Purification and assay of Escherichia coli transcript cleavage factors GreA and GreB

Abstract

Publisher Summary This chapter discusses the purification and assaying of Escherichia coli (E. coli) transcript cleavage factors, GreA and GreB. Two homologous prokaryotic proteins, GreA and GreB, isolated from E. coli along with eukaryotic protein SII constitute a novel class of transcription factors that prevent or suppress the elongation arrest, a condition when RNA polymerase (RNAP) is locked in ternary complexes that can neither propagate nor dissociate. In addition to the anti arrest activity, GreA have a proofreading role in transcription because it facilitates the removal of misincorporated nucleotides.
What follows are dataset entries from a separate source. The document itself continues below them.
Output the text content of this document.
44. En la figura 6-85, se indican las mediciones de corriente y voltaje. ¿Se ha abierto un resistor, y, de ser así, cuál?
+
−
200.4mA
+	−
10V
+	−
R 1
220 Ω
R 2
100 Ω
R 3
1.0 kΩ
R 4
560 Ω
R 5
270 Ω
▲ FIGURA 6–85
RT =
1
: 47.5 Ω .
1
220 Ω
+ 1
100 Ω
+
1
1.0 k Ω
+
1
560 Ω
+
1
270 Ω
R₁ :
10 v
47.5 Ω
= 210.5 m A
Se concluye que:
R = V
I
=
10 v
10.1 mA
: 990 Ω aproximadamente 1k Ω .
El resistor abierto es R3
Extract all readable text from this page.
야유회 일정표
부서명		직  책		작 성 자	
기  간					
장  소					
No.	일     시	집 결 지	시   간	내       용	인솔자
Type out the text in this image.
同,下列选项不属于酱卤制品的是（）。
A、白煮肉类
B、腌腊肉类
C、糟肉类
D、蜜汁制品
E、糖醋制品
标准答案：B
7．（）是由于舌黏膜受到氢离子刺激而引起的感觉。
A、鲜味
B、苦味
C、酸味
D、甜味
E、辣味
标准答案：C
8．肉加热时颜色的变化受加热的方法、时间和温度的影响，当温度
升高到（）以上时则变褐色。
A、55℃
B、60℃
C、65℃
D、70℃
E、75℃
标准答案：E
Both Gre proteins were originally discovered as transacting factors, present in trace amounts in standard preparations of E. coli RNAP, by virtue of their ability to stimulate cleavage of nascent RNA in ternary elongation complexes (TEC). The reaction constitutes endonucleolytic hydrolysis of the nascent RNA followed by the dissociation of the 3' proximal oligonucleotide fragment (2-18 nucleotides) from TEC and restart of elongation from newly generated 3′-OH terminus. Similar cleavage reactions are described for ternary transcription complexes of vaccinia virus RNAP, and eukaryotic RNAP III and RNAP I, which indicates that the transcript cleavage reaction is an important evolutionarily conserved function.